Toronto began their ascent with rookie Pascal Siakam on the floor, a nice sign, then slowed some as a funky DeRozan-led bench unit figured things out. When head coach Dwane Casey turned things over to an altered version of the Jurassic Five lineup with DeMarre Carroll at the four in place of Patrick Patterson, the Nets were more or less extinct. That group tore of a 25-4 sub-run of their own (they now own a plus-45.5 net rating in 28 minutes together), with Carroll and Terrence Ross knocking down threes, Cory Joseph continuing a phenomenal offensive night, and Lowry quarterbacking things with a series of heady, annoying plays. Lucas Nogueira, under the weather most of the week, chipped in around the rim and with a pair of nice assists, too.

“I think we didn’t play our best throughout the first three quarters,” Lowry  said. “I think we had a scrappy unit – me, DeMarre, Lucas, Cory, and T – we had a unit in there that just kinda went in there flying all around the court, got out in transition, got some threes to fall.”

The lead was extended quickly and emphatically enough that DeRozan never needed to check back in, a somewhat regular occurrence in fourth quarters this year. The Raptors turned things over to the bench from there – Fred VanVleet and Bruno Caboclo must love seeing Brooklyn on the schedule ahead of time – and the end-game went more or less to script. This looked like an actual game, then Brooklyn blinked, and it was over. If you hadn’t watched and only looked at the final, including the highest point total in a non-overtime game in franchise history, this might seem like a thorough beating. The Raptors even covered a sizable 15-point spread. It wasn’t a tidy, 48-minute drudging, but it got where it needed to go eventually.

It might be unreasonable to expect a team to destroy lesser teams out of the gate every night – look around the league and you’ll see several teams lamenting playing games much tougher than should be necessary. There is only so much in the tank, both physically and mentally, and the Raptors are still figuring things out at power forward while waiting for Patterson and Jared Sullinger to solidify the position. Friday saw Siakam get a frenetic but high-energy look after Lucas Nogueira started, and the team ultimately put the Nets away with a very game Carroll sliding up a position. Lowry, himself, kind of laid in the weeds until he was necessary, his 35 minutes probably not as arduous as they would suggest (though his leading the league in minutes per-game continues to trouble).

“Not to take nothing away form them, but we understand how to win if we’re down,” DeRozan said. “Whether it’s against a good team or against a team that doesn’t have so great of a record. We understand that. It’s tough when you’re playing teams like that because they’re going to play even harder and do things you don’t expect. We’ve just got to be ready for it and tonight we were.”

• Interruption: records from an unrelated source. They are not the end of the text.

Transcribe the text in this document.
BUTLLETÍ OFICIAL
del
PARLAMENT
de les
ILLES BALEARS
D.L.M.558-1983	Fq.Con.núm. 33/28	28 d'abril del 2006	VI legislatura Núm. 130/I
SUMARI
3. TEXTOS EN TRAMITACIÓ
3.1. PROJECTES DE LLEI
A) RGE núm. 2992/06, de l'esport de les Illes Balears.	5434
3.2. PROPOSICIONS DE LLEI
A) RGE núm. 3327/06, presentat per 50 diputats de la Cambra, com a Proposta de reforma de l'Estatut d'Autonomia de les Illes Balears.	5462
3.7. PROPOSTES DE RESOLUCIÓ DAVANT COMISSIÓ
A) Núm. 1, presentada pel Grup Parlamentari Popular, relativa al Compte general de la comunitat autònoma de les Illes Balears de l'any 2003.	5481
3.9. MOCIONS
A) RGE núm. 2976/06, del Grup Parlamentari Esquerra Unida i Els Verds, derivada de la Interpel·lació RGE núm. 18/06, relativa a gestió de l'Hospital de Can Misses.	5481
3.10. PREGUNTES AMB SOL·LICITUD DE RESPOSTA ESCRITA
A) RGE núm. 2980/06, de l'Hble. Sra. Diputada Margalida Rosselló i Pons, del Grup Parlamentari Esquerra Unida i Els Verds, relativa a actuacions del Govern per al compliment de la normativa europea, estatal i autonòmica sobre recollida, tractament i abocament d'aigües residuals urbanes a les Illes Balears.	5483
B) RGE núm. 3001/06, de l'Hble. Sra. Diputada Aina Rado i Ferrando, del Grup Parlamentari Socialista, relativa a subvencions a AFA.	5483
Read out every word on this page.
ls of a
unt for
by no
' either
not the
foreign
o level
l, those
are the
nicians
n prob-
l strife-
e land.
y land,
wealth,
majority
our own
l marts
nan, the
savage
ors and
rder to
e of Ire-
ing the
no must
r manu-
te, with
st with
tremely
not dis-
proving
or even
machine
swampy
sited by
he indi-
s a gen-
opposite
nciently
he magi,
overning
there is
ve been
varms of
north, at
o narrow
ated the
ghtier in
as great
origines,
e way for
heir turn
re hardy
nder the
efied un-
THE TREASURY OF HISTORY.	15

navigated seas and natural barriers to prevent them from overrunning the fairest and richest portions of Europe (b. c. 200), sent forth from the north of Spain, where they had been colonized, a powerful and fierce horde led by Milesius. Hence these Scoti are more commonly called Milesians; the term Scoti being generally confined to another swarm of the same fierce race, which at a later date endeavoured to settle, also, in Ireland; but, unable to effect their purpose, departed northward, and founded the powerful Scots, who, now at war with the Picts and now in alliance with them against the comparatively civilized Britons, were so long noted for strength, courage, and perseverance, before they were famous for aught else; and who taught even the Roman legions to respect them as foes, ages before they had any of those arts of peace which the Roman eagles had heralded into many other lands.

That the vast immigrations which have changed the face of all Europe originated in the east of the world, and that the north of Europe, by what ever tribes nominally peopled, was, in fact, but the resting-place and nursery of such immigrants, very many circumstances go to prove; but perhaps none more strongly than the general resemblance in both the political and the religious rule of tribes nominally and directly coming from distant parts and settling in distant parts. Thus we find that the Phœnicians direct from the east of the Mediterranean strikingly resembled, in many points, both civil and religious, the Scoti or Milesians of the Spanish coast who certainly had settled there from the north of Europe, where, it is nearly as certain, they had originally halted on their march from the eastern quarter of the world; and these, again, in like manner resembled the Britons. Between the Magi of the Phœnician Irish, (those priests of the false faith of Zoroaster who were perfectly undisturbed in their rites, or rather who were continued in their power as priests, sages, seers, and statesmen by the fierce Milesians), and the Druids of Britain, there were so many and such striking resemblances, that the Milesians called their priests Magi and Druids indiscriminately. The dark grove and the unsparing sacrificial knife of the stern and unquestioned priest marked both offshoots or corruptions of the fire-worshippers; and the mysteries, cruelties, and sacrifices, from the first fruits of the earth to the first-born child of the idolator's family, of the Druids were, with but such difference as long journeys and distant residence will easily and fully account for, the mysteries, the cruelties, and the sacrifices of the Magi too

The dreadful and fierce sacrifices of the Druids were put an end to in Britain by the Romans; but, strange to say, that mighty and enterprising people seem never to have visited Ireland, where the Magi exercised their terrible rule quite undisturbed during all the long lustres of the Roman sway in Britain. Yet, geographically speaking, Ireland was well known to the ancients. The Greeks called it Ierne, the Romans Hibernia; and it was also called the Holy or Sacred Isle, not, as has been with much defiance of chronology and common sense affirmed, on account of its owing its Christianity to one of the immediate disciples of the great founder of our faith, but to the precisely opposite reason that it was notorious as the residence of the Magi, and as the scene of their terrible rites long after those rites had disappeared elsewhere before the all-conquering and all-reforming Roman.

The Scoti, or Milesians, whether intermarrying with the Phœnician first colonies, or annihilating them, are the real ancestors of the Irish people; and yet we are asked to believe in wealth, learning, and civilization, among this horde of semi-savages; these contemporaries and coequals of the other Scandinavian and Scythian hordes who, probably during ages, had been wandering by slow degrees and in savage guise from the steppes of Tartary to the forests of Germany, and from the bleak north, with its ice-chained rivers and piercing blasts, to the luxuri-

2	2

And again, the Nets were just shooting at a ridiculous clip for most of the game. Had Brooklyn shot a normal rate from outside instead of their torrid 17-of-36 mark, the Raptors probably would have had a small, comfortable lead earlier. They didn’t, and that’s not the ideal way for the game to play out. The Raptors, though, they know they have that switch, that extra gear, that NOS button on the dash, and Lowry and DeRozan have learned quite well when to hit it.

On Friday, all it took was a few lethal minutes.